James told the audience that one of the most crucial “knowledge gaps” that needs to be bridged today is that between Congress and the military. (Photo by Alex Zhang)

Because it is the civilians on Capitol Hill who ultimately control the military, determining its budget and authorizing combat, it is especially critical to close the knowledge gap between Congress and the Armed Forces, James told the audience.

When she and her military counterpart, General Mark A. Welsh III, chief of staff for the Air Force, testified before the congressional committees on defense recently about the effects of sequestration, she noted, “We flat-out told Congress that if we don’t get the key resources in the President’s budget at roughly the levels we are asking for, and we have to ultimately live with the much lower levels of sequestration, that we will not be able to [carry out the nation’s] defense strategy — period. … That we could not be able to do what we are today.”

The nation’s defense strategy, she later explained, calls for the U.S. military to have the capability to wage war in two areas of the world simultaneously, while continuing to defend the homeland.

“Where we run into difficulties, deep difficulties, is not so much with these core committees,” said James, “it is with the rest of Congress. That is where we have the greatest gap.” While the defense budget is a high priority for those representing areas with military bases, many legislators are focused on other issues of national import. “I’m predicting a long, hot summer in Washington … and a lot more months of high-stake negotiations,” she noted.

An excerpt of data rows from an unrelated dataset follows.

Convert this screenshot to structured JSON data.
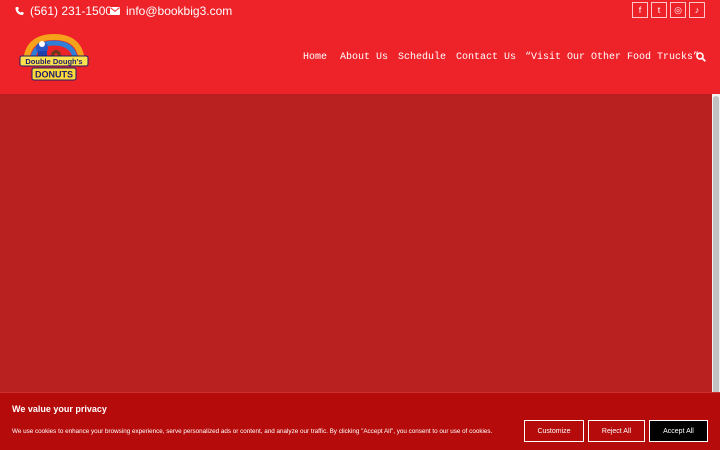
{
  "topbar": {
    "phone": "(561) 231-1500",
    "email": "info@bookbig3.com",
    "socials": [
      {
        "icon": "facebook-icon",
        "glyph": "f"
      },
      {
        "icon": "twitter-icon",
        "glyph": "t"
      },
      {
        "icon": "instagram-icon",
        "glyph": "◎"
      },
      {
        "icon": "tiktok-icon",
        "glyph": "♪"
      }
    ]
  },
  "logo": {
    "line1": "Double Dough's",
    "line2": "DONUTS"
  },
  "nav": {
    "items": [
      "Home",
      "About Us",
      "Schedule",
      "Contact Us",
      "“Visit Our Other Food Trucks”"
    ]
  },
  "colors": {
    "header_bg": "#ee2229",
    "hero_bg": "#b92020",
    "banner_bg": "#b50b0b",
    "accept_bg": "#000000"
  },
  "cookie_banner": {
    "title": "We value your privacy",
    "text": "We use cookies to enhance your browsing experience, serve personalized ads or content, and analyze our traffic. By clicking \"Accept All\", you consent to our use of cookies.",
    "customize_label": "Customize",
    "reject_label": "Reject All",
    "accept_label": "Accept All"
  }
}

While there is no “silver bullet” solution to closing the knowledge gap with Congress, said James, it is clear that representatives of the Air Force and other armed services need to spend more time in Congress “upping our game in public relations” and building relationships. “We need to talk in plain English” and show members of Congress “that we appreciate that we are the stewards of taxpayers’ dollars,” she asserted, adding that Congress, in turn, needs to understand how budget cuts will affect the U.S. defense strategy — one possible implication being that the United States might have to switch from being a global military power to a regional one, she noted.

Other speakers at the conference included Eric B. Maddox, recipient of the National Intelligence Medal of Achievement among other honors for his role in the capture of Saddam Hussein, who spoke about how the communications divide between the CIA and the military almost scuttled that mission; Tom Opladen ’66, president of the Yale Veterans Association, who expressed his hope that “we find a good way forward for the nation, for Yale, and for our veterans”; and Yale President Peter Salovey, who in his former role as the university’s provost was instrumental in bringing ROTC back to campus. Today, Salovey told the audience, the ROTC students and Yale’s student veterans “are part of the life-blood of this university.”